Le métier de développeur a le vent en poupe. « Un métier d’avenir », « Un secteur qui recrute », « Un job cool » peut-on lire partout. Et ce n’est pas faux. La société devenant numérique, nous avons besoin de développeurs pour la construire. Ce rôle de « bâtisseur du monde de demain » étant extrêmement valorisant, le développeur a la cote.

Aujourd’hui, tout le monde veut être développeur ! Et nous nous réjouissons que de plus en plus de personnes puissent se passionner pour ce métier mais nous reconnaissons également que beaucoup de candidats sont très mal informés quant aux exigences qu’implique ce domaine.

C’est le revers de la médaille. Le marketing s’est emparé du développeur web et s’est empressé de nier quelques aspérités de ce beau métier pour le vendre aux plus nombreux.

Seulement, à force de vouloir tout édulcorer, on risque de porter atteinte à toute une industrie. Gommer la dureté de son apprentissage, c’est le meilleur moyen de banaliser le développement web et les compétences de ceux qui exercent cette profession.

En total contradiction avec les valeurs d’un développeur

Tous les développeurs vous le diront. La première qualité à avoir, c’est l’humilité. Un développeur humble, est un développeur qui sait qu’il ne connait pas tout, et qu’il ne pourra jamais tout savoir. C’est un métier qui évolue, et qui évolue rapidement. Un développeur n’est jamais véritablement un développeur. Il est toujours en apprentissage.

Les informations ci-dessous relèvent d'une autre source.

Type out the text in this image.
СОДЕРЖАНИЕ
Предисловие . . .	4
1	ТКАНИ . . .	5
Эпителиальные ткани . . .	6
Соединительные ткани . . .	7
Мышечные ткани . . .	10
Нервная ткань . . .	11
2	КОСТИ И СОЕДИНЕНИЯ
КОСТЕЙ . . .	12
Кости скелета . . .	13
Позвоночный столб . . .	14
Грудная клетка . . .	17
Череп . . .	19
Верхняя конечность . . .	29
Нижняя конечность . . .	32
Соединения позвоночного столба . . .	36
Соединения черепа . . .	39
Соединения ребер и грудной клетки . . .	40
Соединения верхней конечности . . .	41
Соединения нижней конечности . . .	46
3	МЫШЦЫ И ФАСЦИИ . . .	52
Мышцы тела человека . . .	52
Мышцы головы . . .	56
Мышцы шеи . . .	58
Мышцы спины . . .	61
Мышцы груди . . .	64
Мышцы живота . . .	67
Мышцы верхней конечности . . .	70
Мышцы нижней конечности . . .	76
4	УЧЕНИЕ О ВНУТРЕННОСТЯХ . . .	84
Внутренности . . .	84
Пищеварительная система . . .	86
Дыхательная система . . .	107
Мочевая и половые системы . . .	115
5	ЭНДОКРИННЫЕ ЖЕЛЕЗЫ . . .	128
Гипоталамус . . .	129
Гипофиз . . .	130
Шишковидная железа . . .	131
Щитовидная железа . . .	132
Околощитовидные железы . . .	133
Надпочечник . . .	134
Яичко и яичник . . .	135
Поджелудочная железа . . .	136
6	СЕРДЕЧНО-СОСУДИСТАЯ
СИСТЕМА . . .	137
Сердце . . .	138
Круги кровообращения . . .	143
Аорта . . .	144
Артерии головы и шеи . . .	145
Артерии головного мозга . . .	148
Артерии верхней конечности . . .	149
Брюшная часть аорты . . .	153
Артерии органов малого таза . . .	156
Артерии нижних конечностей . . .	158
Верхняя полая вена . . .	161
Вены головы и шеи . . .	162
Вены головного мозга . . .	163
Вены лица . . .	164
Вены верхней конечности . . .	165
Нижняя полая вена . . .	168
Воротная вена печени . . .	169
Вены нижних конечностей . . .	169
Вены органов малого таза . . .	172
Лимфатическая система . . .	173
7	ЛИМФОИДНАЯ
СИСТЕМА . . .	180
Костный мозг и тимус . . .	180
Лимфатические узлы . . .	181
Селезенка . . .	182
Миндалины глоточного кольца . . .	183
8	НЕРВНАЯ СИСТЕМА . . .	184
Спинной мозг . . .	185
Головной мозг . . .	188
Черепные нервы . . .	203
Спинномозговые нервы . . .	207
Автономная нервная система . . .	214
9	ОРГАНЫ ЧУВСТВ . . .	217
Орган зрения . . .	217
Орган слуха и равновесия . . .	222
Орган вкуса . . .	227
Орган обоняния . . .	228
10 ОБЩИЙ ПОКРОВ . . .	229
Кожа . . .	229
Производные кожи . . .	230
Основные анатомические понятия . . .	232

Et c’est cette humilité qui le pousse à apprendre, tous les jours. A se tenir informé des nouvelles technos, à chercher de nouvelles ressources, de nouvelles méthodologies.
Bien sûr, il est développeur car il a acquis un savoir-être. Il sait comment réagir face à une situation imprévue. Il a des réflexes et une intelligence opérationnelle que le temps lui a accordé.

Et même si tout n’est pas une question de temps mais d’intensité, on peut tout de même dire sans hésiter que quelques jours ne vous permettent pas d’entrevoir toute la richesse que vous offre ce métier.

Le rôle des médias

Combien de temps devons nous mobiliser pour apprendre le métier de développeur ? En 5 jours, en 5 mois ? En deux ans ? Ici, la réponse n’est pas importante. Le véritable problème, c’est que l’on puisse mettre toutes les offres dans le même panier.

Aujourd’hui, il est crédible de pouvoir clamer au monde : « On vous forme au métier de développeur en 60h, repas compris ! » Si cette offre discrédite les développeurs et désinforme les étudiants déboussolés, elle permet aussi de faire un amalgame entre les vraies écoles web et ces formations d’appoint.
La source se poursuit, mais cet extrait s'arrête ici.